Special word must go to Mike Dean, in his 19th year as a top-flight referee. The stick he receives is utterly ridiculous and if he does not appear on an honours list soon for his outstanding service to football it will be a crying shame.

I would vote for Oliver as ref of the year but there are many worthy would-be recipients.

Theoretically, of course, they will all operate at the same level next season because any mistakes they do make will be corrected, although theory and reality may yet turn out to be different things.

But, regardless of what the future holds for the VAR, it is time for me to bite my tongue and move on. From August football will change in a way that does not thrill me, but most people seem to favour its introduction and so it is right that they get what they want.

Lack of racing at Towcester is a sad situation

I miss Towcester. I really miss Towcester. There has been no racing, involving either horses or dogs, since the venue entered administration last August.

The BHA has stated there will be no resumption of action there until October at the earliest but with each week that passes without any sign of a new operator showing a willingness to take over the Northamptonshire course the prospects of any kind of four-legged animals doing battle there look increasingly bleak.

This is a sad situation because Towcester has played a small but important part in giving British racecourses the variety that is one of the sport’s main charms.

While the dog track was a nice addition that hosted two successful Greyhound Derbys, it is the racecourse that is sorely missed.

Towcester was - actually let’s stay in the present tense for now, Towcester is a massive square circuit with a gruelling uphill finishing straight and is located in picturesque countryside in the heart of England.

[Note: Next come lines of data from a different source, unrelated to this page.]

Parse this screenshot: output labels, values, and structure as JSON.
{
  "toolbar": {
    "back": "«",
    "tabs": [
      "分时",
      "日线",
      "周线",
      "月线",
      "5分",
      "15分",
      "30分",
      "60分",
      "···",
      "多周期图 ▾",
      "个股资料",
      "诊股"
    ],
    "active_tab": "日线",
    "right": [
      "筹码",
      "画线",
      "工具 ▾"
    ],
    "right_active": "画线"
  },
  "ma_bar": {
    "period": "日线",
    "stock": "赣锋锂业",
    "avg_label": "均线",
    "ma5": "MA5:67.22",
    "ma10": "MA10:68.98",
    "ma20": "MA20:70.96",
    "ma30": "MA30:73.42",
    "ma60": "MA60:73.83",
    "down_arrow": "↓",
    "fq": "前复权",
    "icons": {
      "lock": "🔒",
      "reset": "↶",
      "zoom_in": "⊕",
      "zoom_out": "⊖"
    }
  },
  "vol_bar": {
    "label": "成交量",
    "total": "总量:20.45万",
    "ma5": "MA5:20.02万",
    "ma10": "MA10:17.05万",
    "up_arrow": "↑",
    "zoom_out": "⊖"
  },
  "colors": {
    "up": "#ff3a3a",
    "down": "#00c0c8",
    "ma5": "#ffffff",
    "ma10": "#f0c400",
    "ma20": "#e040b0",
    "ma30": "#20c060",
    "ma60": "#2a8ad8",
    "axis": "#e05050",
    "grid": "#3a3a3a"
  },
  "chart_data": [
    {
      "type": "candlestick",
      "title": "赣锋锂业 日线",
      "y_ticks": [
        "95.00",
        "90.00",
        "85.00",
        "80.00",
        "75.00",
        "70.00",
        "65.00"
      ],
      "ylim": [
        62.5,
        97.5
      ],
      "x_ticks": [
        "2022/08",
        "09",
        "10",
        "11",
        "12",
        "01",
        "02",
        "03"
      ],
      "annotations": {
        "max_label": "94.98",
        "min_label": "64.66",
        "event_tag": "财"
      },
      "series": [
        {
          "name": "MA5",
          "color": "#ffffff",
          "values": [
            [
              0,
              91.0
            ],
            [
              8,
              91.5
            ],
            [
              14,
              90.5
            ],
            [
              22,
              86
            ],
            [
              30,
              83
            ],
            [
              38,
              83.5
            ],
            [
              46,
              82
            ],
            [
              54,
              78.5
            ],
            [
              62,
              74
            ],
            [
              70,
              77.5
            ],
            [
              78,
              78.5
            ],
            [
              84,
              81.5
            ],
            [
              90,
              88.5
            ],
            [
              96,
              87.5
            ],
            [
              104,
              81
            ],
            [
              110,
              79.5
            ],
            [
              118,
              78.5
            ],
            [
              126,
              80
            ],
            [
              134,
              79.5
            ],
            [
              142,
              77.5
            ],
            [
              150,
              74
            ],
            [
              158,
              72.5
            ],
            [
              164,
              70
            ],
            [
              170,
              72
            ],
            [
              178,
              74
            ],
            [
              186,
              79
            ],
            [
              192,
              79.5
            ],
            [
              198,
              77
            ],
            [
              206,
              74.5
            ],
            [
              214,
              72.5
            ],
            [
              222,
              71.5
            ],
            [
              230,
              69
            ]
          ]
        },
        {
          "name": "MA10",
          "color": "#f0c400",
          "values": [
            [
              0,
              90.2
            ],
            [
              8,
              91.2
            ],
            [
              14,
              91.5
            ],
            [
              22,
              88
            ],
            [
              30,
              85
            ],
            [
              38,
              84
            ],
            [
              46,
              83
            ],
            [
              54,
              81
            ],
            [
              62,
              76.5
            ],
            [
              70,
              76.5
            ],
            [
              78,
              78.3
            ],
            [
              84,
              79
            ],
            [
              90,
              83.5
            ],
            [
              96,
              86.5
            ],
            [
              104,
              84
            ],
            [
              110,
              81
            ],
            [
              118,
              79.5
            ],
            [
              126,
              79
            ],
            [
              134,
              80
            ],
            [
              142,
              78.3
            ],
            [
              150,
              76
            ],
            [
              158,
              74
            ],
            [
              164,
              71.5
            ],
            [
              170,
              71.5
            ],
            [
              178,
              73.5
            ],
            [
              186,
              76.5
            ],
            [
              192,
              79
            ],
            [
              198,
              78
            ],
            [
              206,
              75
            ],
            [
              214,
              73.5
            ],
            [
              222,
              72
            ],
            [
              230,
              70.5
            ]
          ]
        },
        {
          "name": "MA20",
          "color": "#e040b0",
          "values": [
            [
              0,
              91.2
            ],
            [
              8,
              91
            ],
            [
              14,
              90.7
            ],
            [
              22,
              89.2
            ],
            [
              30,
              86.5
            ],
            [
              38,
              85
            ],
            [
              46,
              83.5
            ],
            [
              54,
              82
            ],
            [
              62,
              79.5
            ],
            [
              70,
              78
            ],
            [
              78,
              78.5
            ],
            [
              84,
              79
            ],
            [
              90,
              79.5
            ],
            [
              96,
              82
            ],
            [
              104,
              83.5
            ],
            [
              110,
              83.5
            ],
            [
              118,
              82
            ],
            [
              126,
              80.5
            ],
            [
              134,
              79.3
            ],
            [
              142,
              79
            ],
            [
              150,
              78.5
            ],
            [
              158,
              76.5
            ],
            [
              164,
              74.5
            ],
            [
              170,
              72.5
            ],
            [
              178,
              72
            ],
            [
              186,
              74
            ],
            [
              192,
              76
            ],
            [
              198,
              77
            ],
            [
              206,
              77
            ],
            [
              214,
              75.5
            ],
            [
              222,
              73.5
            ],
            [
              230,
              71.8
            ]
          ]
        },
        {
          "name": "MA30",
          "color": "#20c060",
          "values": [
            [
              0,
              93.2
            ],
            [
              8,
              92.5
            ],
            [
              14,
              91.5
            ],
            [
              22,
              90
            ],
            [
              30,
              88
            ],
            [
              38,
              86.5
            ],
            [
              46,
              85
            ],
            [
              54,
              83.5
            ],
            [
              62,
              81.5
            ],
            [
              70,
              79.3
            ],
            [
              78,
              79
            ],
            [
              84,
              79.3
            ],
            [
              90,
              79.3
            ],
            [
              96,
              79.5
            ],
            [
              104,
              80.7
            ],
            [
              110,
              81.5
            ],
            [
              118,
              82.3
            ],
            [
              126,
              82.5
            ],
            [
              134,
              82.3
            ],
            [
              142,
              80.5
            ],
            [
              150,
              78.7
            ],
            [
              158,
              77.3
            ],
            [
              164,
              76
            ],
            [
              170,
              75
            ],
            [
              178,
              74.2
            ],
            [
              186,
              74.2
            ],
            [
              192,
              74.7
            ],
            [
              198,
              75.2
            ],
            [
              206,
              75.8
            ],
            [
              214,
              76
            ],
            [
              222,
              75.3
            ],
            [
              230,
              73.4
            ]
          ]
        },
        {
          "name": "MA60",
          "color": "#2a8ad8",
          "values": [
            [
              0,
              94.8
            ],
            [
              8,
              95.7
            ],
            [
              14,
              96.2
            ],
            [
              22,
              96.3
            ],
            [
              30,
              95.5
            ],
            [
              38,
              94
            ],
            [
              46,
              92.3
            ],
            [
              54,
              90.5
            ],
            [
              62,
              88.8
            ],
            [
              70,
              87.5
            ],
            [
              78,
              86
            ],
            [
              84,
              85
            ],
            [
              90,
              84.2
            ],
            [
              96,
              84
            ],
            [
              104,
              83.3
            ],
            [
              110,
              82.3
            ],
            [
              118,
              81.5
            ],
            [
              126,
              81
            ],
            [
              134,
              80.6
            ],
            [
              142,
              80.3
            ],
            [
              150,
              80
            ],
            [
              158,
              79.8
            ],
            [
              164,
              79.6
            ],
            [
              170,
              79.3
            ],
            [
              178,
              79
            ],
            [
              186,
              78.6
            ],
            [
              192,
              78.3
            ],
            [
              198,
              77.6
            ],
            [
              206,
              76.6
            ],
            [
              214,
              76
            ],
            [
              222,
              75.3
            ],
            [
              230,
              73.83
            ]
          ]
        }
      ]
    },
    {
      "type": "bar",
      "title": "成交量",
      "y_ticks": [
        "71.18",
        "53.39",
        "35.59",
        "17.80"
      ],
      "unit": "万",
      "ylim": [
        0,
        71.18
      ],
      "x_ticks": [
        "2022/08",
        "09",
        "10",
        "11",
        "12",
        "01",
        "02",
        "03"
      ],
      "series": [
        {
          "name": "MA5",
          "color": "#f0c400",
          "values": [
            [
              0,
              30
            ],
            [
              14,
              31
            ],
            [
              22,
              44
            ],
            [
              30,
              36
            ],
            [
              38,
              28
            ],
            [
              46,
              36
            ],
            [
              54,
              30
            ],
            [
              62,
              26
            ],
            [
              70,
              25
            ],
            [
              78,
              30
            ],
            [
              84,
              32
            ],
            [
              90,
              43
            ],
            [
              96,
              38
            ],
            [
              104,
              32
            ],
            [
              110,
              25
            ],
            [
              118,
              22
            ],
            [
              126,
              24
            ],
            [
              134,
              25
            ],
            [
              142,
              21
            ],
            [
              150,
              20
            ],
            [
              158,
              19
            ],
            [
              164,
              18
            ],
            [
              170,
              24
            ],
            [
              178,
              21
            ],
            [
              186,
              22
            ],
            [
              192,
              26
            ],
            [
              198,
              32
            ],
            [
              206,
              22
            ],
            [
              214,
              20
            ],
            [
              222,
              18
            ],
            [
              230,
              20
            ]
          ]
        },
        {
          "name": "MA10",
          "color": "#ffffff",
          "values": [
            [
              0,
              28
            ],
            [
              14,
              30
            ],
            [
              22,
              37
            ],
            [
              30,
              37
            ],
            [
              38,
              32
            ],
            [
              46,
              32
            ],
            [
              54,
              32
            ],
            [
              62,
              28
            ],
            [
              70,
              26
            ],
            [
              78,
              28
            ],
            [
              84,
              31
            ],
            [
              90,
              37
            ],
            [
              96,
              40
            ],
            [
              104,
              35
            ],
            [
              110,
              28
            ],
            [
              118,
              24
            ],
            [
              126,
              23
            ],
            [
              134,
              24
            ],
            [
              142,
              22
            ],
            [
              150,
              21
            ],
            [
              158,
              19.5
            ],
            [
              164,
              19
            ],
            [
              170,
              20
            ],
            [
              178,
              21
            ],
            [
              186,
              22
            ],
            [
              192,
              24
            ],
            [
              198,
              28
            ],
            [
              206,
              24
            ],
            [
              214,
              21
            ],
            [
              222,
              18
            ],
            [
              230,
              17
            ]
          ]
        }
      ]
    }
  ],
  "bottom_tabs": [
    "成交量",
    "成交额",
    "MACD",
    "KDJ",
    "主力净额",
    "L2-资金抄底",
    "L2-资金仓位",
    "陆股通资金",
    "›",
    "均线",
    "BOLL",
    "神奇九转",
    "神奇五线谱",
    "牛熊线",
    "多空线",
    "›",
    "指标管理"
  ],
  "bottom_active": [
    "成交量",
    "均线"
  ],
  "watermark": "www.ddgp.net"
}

As a keen distances bettor I miss those small-field cards on bottomless ground where you could buy in the knowledge that on certain days the runners would come home so spread out you struggled to believe they all started at the same time.

And the course operated a free-entry policy that clearly didn’t work financially but helped plenty of people who would otherwise have been priced out of an excellent midweek day out.

Perhaps all is not lost. Hopefully a current racecourse group will step in and save this lovely little place.

But with nine months having elapsed since the padlocks were clicked shut, the obvious question is if that was going to happen why has a deal not already been struck?

In a clinical, financial sense there may well be too many racecourses in Britain, but if we have to lose any there are others that would be less sorely missed than Towcester.